Republicans made inroads across the five boroughs Tuesday, with more ballots cast for Donald Trump than any Republican presidential candidate in more than two decades.

That red tide was high enough in Southern Brooklyn for former NYPD sergeant Steve Chan to oust Democrat incumbent Iwen Chu, giving Republicans their first State senate seat in the borough since Marty Golden — another police officer turned politician — was voted out in 2018

Chan’s win came as Asian-American voters in the district have shifted to the right, motivated in part by opposition to a forthcoming Bensonhurst homeless shelter. 

State Senate candidate Steve Chan celebrates his election win at the Bay Ridge Manor with other Brooklyn Republicans, Nov. 5, 2024, Credit: Gwynne Hogan/THE CITY

Members of Brooklyn’s GOP gathered at the Bay Ridge Manor Tuesday evening were triumphant as the results rolled in. 

“It is absolutely a red wave, but it’s a wave because people are frustrated,” Richard Barsamian, Brooklyn’s Republican Party chairman, told THE CITY. 

“That red wave cannot happen without crossover Democrat support. We’re only opposed to those Democrats who decide that they want to stray from moderate, common-sense representation of the people.”

Chan defeated the incumbent soundly, besting Chu by more than 5,000 votes and 10 percentage points.

‘More Republicans Elected in Brooklyn Than in 60 Years’

In the borough’s two other competitive local races, Republican Assemblymembers Alec Brook-Krasny and Michael Novakhov both appeared to hold the seats they’d flipped red in 2022. But Novakhov was up by just 270 votes as of Wednesday afternoon and his Democratic challenger Joey Saban said he was waiting for the absentee ballots to be counted before conceding. 

“We can definitely take this seat in two years,” former Brooklyn Democratic Party boss Frank Seddio was overheard saying at Saban’s watch party in Homecrest Tuesday evening.

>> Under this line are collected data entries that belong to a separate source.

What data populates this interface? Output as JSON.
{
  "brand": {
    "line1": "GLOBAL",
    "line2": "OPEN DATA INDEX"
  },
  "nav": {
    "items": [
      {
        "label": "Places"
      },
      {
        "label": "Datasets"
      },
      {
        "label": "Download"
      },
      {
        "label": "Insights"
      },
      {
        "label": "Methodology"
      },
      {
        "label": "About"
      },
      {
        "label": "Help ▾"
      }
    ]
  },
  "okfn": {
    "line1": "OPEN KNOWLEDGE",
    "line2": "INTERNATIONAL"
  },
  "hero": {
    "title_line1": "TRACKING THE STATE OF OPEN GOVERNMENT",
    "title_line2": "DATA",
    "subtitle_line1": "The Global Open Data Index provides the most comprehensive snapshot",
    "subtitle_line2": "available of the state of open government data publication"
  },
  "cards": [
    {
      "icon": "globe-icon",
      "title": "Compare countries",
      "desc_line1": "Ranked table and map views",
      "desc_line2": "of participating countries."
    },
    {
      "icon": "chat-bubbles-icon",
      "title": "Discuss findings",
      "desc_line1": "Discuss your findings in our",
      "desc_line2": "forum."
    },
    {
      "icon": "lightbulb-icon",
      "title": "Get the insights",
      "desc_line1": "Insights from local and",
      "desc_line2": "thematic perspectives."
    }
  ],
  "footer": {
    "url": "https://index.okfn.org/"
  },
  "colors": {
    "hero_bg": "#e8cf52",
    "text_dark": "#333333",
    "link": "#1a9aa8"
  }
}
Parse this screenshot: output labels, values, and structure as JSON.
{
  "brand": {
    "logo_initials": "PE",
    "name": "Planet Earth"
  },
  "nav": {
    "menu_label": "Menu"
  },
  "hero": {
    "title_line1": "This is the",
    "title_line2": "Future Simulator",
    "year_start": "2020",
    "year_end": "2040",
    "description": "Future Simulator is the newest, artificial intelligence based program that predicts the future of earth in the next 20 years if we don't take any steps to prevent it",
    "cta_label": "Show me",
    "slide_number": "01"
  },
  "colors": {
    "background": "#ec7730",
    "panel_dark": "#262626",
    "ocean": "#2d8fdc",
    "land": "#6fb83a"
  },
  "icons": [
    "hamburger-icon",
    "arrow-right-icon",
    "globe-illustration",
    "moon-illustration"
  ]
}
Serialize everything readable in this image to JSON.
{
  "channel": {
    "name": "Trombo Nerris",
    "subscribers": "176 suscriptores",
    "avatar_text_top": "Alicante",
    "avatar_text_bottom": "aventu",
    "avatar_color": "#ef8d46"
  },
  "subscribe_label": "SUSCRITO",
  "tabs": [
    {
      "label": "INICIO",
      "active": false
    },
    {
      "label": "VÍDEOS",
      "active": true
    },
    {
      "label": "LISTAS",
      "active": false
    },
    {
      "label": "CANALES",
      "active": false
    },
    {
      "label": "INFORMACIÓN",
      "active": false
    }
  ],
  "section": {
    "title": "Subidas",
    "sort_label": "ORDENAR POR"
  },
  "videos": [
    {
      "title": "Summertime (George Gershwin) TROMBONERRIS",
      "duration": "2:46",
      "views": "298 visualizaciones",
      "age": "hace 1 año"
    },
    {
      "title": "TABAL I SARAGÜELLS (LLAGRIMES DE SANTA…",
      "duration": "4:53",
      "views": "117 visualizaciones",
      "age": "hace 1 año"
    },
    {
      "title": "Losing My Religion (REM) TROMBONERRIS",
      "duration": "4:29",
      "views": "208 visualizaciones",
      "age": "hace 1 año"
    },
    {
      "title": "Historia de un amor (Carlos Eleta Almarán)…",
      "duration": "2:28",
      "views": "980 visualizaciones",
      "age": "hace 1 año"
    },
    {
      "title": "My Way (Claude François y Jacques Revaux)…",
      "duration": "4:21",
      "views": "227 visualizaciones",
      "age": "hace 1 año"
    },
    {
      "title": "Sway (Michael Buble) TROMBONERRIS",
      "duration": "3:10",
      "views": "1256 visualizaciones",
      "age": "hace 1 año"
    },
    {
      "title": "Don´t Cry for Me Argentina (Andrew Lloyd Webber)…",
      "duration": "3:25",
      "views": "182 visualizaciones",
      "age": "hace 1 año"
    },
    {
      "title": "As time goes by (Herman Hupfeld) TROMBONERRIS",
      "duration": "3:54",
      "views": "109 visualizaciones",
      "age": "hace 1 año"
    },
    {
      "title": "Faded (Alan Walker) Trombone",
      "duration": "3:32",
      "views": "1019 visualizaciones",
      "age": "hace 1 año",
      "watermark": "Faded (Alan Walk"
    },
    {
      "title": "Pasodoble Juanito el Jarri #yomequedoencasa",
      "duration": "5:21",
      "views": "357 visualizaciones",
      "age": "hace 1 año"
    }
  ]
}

The 78-year-old, who the county party has nominated to be a commissioner on the city’s Board of Elections, bemoaned that “We have more Republicans elected in Brooklyn now than we have in 60 years.”

In the 17th State Senate District, which encompasses parts of Sunset Park and Bensonhurst,  Chan, a former NYPD officer, made fighting Mayor Eric Adams’ plan for the neighborhood’s first and only homeless shelter a central plank of his campaign. 

“Chan always supported us” in protesting against the 86th Street homeless shelter, said Lina Chen, a Bensonhurst community activist who immigrated from China in 2005. “People call him and he comes right away, Iwen Chu, never,”. 

Speaking to THE CITY at Bay Ridge Manor Tuesday evening, Chen said she’d voted for Hillary Clinton in 2016 but had since been organizing for Republicans, first fighting to maintain tests to determine admission to elite public high schools and to roll back bail reform, and more recently against the forthcoming shelter. 

“The community needs common-sense people,” she said. 

Opposition to the forthcoming homeless shelter exploded into the headlines in July when local Democratic City Councilwoman Susan Zhuang, who has aligned herself with Republicans in the conservative district, bit a police officer. Protests have continued daily since.

The shelter is slated to house long-term homeless New Yorkers rather than newly arriving migrants from the Southern Border, more than 200,000 of whom have arrived in New York City shelters since 2022. Still the two issues were intertwined for many voters. 

“Starting with the migrant issue, I do see that they were trying to open a migrant shelter around here recently,” said a 33-year-old first time voter named Dave as he cast an early ballot Bensonhurst last week. “They were doing it around schools, they were doing it around daycares. I was really against that,” he said, explaining why he voted Republican up and down the ticket.

Assemblymember Rodneyse Bichotte Hermelyn, the chair of the Brooklyn Democratic Party, said she was confident Democrats could reclaim Chu’s seat in the future. “We did well in Southern Brooklyn, and deeply congratulate all our Brooklyn Democratic victors, as well as those who fought hard races but fell short,” she said in a statement. 

A spokesperson for the Brooklyn Democratic Party didn’t return a request for comment immediately. Justin Brannan, the Democratic City Councilmember who represents Bay Ridge, said Tuesday’s results represent years of set-backs for members of the party who’ve been organizing to try to keep South Brooklyn in Democratic control.

“People are angry but we need leaders who will speak to that anger instead of exploiting it to divide us further,” he said. “Today is a great day for demagogues. It’s a very bad day for everyone else.”